The spin excitations were investigated utilizing a framework based on time-dependent density functional theory (TD-DFT) ^30,31,32 including spin–orbit interaction. Many-body effects triggered by the presence of spin excitations are approached via many-body perturbation theory³³ extended to account for relativistic effects³⁴. The single-particle Green functions pertaining to the ground state are employed for the calculation of the bare Kohn–Sham dynamical magnetic susceptibility, \({\underline{\chi }}_{\text{KS}}(\omega )\). The latter is renormalized to \(\underline{\chi }(\omega )\) via the Dyson-like equation to account for many-body effects

$$\underline{\chi }(\omega )={\underline{\chi }}_{\text{KS}}(\omega )+{\underline{\chi }}_{\text{KS}}(\omega )\ \underline{{\mathcal{K}}}\ \underline{\chi }(\omega )\quad .$$

(2)

\(\underline{{\mathcal{K}}}\) represents the exchange-correlation kernel, taken in adiabatic LSDA (such that this quantity is local in space and frequency-independent⁵⁰). A magnetization sum rule permits an accurate evaluation of the energy gap in the spin-excitation spectra^30,31,32. The theory was successful to describe spin excitations measured by STM (see refs. ^51,52,53).
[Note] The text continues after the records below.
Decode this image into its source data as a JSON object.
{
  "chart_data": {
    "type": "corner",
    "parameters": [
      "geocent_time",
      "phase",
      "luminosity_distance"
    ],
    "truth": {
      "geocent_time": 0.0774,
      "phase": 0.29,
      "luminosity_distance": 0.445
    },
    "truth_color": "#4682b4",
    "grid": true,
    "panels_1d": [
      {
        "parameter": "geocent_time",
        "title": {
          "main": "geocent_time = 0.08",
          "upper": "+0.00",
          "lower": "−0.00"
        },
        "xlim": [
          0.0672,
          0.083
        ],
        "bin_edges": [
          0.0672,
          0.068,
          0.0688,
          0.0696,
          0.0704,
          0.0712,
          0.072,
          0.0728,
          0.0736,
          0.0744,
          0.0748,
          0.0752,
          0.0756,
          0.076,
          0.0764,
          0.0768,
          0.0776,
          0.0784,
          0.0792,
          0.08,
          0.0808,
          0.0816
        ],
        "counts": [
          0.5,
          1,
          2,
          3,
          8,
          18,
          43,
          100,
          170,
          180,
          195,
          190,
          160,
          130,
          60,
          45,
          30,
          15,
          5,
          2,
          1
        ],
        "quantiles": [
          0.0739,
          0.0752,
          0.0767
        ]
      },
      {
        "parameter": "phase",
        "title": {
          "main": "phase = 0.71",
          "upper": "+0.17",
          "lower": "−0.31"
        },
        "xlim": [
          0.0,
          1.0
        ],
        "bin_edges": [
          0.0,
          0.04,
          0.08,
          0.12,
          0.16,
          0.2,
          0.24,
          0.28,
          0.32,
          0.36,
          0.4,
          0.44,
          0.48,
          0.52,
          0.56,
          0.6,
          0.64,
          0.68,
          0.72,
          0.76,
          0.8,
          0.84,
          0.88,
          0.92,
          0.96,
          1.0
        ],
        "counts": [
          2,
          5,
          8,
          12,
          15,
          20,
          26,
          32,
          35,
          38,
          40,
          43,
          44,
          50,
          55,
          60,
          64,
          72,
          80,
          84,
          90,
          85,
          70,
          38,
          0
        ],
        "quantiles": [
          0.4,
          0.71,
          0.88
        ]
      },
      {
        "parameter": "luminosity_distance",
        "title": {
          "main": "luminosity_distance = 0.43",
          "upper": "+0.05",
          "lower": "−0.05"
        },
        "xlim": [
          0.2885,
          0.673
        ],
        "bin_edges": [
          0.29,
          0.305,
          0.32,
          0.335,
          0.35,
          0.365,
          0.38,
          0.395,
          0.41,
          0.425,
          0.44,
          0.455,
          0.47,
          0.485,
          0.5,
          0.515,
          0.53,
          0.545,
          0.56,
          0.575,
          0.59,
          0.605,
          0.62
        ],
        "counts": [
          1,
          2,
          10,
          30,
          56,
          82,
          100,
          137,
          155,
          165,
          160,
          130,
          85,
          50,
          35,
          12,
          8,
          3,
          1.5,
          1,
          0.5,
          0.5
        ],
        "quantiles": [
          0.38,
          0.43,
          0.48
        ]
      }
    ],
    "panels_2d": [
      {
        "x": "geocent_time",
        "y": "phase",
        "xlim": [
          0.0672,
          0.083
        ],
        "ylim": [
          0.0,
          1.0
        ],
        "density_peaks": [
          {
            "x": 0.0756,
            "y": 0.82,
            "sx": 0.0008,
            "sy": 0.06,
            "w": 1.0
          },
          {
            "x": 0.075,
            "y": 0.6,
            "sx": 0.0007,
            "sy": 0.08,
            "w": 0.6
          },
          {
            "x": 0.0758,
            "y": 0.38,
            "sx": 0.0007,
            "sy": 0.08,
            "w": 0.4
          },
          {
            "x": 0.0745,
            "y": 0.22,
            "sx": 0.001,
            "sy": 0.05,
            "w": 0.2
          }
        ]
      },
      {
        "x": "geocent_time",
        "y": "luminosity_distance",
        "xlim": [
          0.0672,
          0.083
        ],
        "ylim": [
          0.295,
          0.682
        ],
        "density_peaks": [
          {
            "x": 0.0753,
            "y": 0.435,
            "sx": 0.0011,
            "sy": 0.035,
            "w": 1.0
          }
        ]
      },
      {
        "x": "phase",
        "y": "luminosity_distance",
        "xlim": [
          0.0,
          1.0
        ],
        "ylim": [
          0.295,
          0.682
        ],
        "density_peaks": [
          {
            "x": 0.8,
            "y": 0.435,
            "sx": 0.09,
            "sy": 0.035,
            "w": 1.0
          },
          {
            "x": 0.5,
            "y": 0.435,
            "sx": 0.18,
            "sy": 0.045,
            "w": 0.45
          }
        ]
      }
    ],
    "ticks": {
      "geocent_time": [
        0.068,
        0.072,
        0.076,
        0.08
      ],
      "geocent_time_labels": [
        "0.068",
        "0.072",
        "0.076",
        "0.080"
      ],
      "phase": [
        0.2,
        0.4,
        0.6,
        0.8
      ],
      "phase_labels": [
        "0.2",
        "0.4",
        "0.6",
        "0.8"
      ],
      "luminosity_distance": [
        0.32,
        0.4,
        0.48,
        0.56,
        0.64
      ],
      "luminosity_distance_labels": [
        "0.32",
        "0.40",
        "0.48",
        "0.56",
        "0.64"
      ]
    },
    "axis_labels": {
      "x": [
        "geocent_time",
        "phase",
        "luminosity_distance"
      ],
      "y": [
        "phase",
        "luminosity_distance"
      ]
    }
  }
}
The self-energy describing the interactions of the electrons and the spin excitations is calculated from a convolution of the Green function, G, and susceptibility, \(\underline{{{\Sigma }}}\propto \underline{{\mathcal{K}}}\underline{\chi }\underline{G}\underline{{\mathcal{K}}}\) in refs. ^33,34,54,55. The impact of spin–orbit coupling is incorporated as described in ref. ³⁴. The self-energy is then used to renormalize the electronic structure to account for the presence of spin excitations by solving the Dyson equation g = G + GΣg.

The theoretical spectra shown in Fig. 5 are local densities of states calculated the vacuum above the adatoms, which on the basis of the Tersoff-Hamann approach⁵⁶ correspond to the differential conductance measured by STM. More details on the simulations are provided in Supplementary Notes 1–5.